Doing it for them or helping them learn? A how-to for cognitive mapping, hands-on physical learning, and adult assisting for children ages 0-4 years!


My mission with Skip & Scoot is to give my tiny participants the best classes/sessions possible by moving and exercising their bodies and minds. As they move, they are building neural pathways, and truly learning through play. When all the adults in the room support this mission, classes run more smoothly and are more effective and fun for everyone!

But, sometimes it can feel awkward to physically assist a child if you haven’t been taught how to do it. Don’t worry! I’ve got you! Here are some tips for how best to facilitate physical learning for your babies, toddlers, and young children...

  • Break out your athleisure. Come to class wearing comfortable clothes yourself, ‘cus you’ll be moving, too. And, bring water for both of you!  

  • Get right in there! Hands-on and specifically hand-over-hand assistance (literally placing your hands on top of theirs) for children is an excellent technique to teach new physical skills. Though it might feel like you’re “doing things for them” their brain is picking up and mapping the physical movements you’re guiding them through. These maps build neural connections that lead to physical skill mastery, after many practice trials with you and then on their own.

  • Modeling…is another significant way children learn! You might feel silly crawling under a ridiculously low hurdle or flying around the room like an airplane, but it’s so valuable for two big reasons. (1) It’ll likely help your child feel more comfortable trying the skill since they’re already comfortable with you and (2) they watch us closely and then emulate our actions. If you are stretching your arms out wide like an airplane, chances are they will too. If you are getting down low and crawling, they will too. Plus, it’s fun. Win-win.
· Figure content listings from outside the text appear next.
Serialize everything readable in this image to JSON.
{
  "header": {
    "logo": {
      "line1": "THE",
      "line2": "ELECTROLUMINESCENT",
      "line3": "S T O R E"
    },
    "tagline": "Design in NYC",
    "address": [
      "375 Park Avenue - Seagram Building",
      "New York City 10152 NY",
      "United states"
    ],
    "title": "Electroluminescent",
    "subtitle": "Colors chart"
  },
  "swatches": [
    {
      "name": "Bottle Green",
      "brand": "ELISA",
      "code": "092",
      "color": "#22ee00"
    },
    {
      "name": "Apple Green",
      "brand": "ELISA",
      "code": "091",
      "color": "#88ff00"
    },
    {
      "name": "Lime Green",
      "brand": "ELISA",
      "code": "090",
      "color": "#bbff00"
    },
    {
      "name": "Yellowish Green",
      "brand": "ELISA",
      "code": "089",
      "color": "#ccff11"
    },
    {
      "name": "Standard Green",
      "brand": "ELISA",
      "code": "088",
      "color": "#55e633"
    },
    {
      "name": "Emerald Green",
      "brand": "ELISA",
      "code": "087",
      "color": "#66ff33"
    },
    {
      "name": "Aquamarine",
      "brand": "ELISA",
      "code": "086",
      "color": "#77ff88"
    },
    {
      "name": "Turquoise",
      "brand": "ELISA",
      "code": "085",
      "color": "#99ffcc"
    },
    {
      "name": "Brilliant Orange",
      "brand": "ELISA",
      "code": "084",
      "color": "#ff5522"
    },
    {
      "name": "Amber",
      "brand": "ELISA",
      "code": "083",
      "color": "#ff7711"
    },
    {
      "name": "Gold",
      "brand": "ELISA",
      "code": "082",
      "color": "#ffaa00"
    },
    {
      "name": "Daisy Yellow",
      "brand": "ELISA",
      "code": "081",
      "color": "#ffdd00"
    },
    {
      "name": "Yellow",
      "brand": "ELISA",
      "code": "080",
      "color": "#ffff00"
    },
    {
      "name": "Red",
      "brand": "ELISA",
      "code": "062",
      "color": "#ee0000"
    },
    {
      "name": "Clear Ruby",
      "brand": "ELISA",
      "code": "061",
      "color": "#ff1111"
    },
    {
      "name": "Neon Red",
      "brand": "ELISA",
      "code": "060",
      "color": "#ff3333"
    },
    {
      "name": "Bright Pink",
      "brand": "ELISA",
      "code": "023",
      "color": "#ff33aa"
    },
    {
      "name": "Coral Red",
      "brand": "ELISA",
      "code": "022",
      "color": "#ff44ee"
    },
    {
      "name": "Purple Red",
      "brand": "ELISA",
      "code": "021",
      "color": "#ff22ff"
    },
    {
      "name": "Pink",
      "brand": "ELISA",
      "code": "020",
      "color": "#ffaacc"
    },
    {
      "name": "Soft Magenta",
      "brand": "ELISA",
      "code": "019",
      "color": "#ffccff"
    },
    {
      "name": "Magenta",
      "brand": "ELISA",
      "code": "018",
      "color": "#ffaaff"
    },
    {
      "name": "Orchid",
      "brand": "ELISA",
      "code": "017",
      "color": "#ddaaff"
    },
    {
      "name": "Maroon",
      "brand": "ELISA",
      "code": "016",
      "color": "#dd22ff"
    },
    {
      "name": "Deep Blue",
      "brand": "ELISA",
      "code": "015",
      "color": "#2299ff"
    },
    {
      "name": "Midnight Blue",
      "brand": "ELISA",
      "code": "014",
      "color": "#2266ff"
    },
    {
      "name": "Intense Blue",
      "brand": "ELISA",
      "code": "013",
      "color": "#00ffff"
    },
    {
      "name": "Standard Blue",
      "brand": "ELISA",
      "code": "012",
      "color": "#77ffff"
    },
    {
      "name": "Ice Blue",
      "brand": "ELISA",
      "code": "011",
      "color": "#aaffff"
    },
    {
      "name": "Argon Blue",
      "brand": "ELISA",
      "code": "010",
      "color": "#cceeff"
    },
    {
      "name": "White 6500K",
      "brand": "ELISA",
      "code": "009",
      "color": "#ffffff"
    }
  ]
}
  • Reinforce. The leader of the class will give age-appropriate directions, but most of the time kids need to hear these instructions more than once. This is where you can really help by repeating the directions and/or breaking dual-task directions into single-task ones (e.g. if the direction given is to “pick up a ball and put it in the bucket”, you can break it up by saying “pick up the ball” first and then, “put the ball in the bucket” after). And if they complete both tasks, successful learning is happening! To increase difficulty over time, you can add dual-task and triple-task directions (completing two and three tasks in a row) into your child’s daily routine to see if they’re ready. Soon, you’ll be saying, “Brush your teeth, go to the bathroom, put on your clothes, and meet me at the door!” and they may just do it!

  • Leave your hesitation at the door! I think sometimes as a parent we can feel like we want our children to be in the driver’s seat of their own learning and we don’t want to “do too much”. I understand the sentiment, but I’ve witnessed how much little people benefit from adult assistance and leadership. They observe and take in a lot everyday, so their brains are constantly growing and processing input and stimuli. Clear directions and boundaries in lessons can help a child feel and be safe while learning, allow them to evaluate their own skills based on your cues, and introduce them to new movements and physical possibilities. Also, giving too much leeway and freedom may lead to confusion. I’ve watched many times where a direction is given and a child sees something they’d rather do, so they go and do that other thing. Sometimes a child will gravitate towards a task that they have previously mastered because they can do it already and it’s easy! It’s our job to encourage kids to try new things beyond any discomfort that may arise. If they come out on the other side having mastered a new skill, their faces light up, they feel confident and proud, and their skill base grows.

  • Focus on your child, and focus on the activity. Ok, listen, I get it. I’m a parent too and we all need time to zone out. I’m right there with you! Seriously. But, at a mommy-and-me class? Probably not the best time. There have been parents and caregivers on phones throughout my class and it just doesn’t work well. Maybe I’ve pissed you off and you’re feeling like, Listen! Don’t judge me. I have to get work done and I’m a busy mom! And, you’re right! This post is not meant to judge anyone or make anyone feel like they’re doing anything “wrong”. If you need to do stuff, and we all do, then totally do it. But, it takes away from everyone’s experience if you do it in a child-oriented class because it’s a distraction for you and for them.

  • Bring the lessons and teachings home. In our classes, we work on various physical skills and do movement songs. I always encourage parents to practice anything we do in class at home because the more “trials”, or times a child practices a physical task, the closer they will get to mastery of that skill. If your child is practicing a skill incorrectly, help them with gentle corrections and guidance. They will no doubt love your attention!